Not that this stops him from constantly referring to this agenda as ‘socialism’ and its supporters as ‘socialists’. Needless to say, this does not correspond to the Socialist Party’s vision of socialism – a classless, wageless, moneyless society based on common ownership, democratic control and production for use not profit. We do not of course have any kind of monopoly on the word ‘socialism’, but to use it, as James Schneider does, to mean reforms of the existing system which he deems ‘progressive’, can only sow confusion and serve to obscure the idea’s more far-reaching meaning, of which Schneider shows no sign of having any awareness. Instead, his view of socialism is a collection of various reforms aiming to ‘noticeably improve the lives of the overwhelming majority’. He talks of the need for his ‘left bloc’, once in power, to enact policies like an increase in the minimum wage, a ‘universal basic dividend’, more money spent on health, education and social security, nationalisation of utilities and making the ‘wealthy and big business’ pay for that by ‘increasing taxes on the rich’. He has in fact a whole, somewhat breathless, slew of ideas for reformist change, and, in his final chapter (entitled ‘Ways of Winning’), he proposes four possible scenarios over the 2020s by which his new grouping might, via ‘a progressive surge’, gain influence and support sufficient to win an election, establish a ‘socialist government’ and put its reforms into effect.

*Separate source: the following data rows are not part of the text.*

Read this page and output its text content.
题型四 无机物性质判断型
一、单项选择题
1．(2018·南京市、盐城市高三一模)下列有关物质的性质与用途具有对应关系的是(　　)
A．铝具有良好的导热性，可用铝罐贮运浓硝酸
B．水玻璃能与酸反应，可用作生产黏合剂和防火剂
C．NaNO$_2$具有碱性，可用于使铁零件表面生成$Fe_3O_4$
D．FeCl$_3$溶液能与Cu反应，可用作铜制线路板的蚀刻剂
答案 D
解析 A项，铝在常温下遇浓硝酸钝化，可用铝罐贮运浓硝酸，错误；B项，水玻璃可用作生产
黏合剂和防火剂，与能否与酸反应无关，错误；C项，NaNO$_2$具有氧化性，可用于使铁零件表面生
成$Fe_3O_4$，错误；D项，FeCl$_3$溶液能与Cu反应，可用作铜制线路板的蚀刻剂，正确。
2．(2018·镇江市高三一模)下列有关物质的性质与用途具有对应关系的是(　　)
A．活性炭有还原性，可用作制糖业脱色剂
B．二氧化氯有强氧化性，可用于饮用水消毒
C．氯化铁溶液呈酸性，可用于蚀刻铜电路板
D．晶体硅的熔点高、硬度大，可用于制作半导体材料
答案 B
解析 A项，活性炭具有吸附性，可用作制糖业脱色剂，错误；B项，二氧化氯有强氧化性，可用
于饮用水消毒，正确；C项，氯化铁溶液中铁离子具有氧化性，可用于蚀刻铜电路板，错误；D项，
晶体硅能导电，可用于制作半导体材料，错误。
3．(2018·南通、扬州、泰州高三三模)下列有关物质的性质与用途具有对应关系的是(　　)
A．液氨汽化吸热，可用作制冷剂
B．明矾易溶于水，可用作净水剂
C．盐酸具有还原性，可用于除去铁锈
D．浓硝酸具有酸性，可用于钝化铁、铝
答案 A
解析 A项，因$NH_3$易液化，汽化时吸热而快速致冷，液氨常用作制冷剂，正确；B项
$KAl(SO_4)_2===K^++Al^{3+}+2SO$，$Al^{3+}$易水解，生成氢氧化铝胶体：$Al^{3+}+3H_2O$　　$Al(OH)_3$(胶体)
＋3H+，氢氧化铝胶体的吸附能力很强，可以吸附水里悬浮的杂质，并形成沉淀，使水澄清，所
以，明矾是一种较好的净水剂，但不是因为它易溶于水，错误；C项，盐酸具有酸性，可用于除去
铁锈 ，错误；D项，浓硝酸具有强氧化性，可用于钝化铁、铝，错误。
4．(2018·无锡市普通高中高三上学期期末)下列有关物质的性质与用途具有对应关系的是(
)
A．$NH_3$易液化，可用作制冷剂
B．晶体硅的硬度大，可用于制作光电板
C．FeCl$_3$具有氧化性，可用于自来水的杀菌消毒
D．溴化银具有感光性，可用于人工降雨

In a sense all this is commendable, but it fails to take into account that governments do not control the system they administer, especially the economic side of it. So the potential for reforms depends not just on the will of government – any government – but on wider conditions in the system of the buying and selling of goods and services on the market. And, above all, even if it was possible to implement the reforms envisaged by Schneider via his ‘left bloc’, they would not (nor could they) change the basic premise on which the current (capitalist) system is based, that is the buying and selling of goods and services, production for profit and, above all, the workings of the world market. They would in fact constitute no more than a tinkering at the edges of the problems the vast majority of wage and salary workers face the world over. They could certainly not form the basis for a genuine socialist movement needing to take the step that would be truly ‘transformational’ of abolishing the wages and money system and bringing in a democratic, cooperative world system of free access to all goods and services using the know-how, the technology and the resources that now exist to satisfy all human needs – and of course without trashing the planet.
So this is a book that, while closing with the far-reaching, indeed revolutionary, sentiment of ‘we have a planet to save and a world to win’, in its substance accepts capitalism (even if the word itself does not get a single mention) and chooses rather to propose alternative ways of running its money, wages and buying and selling system.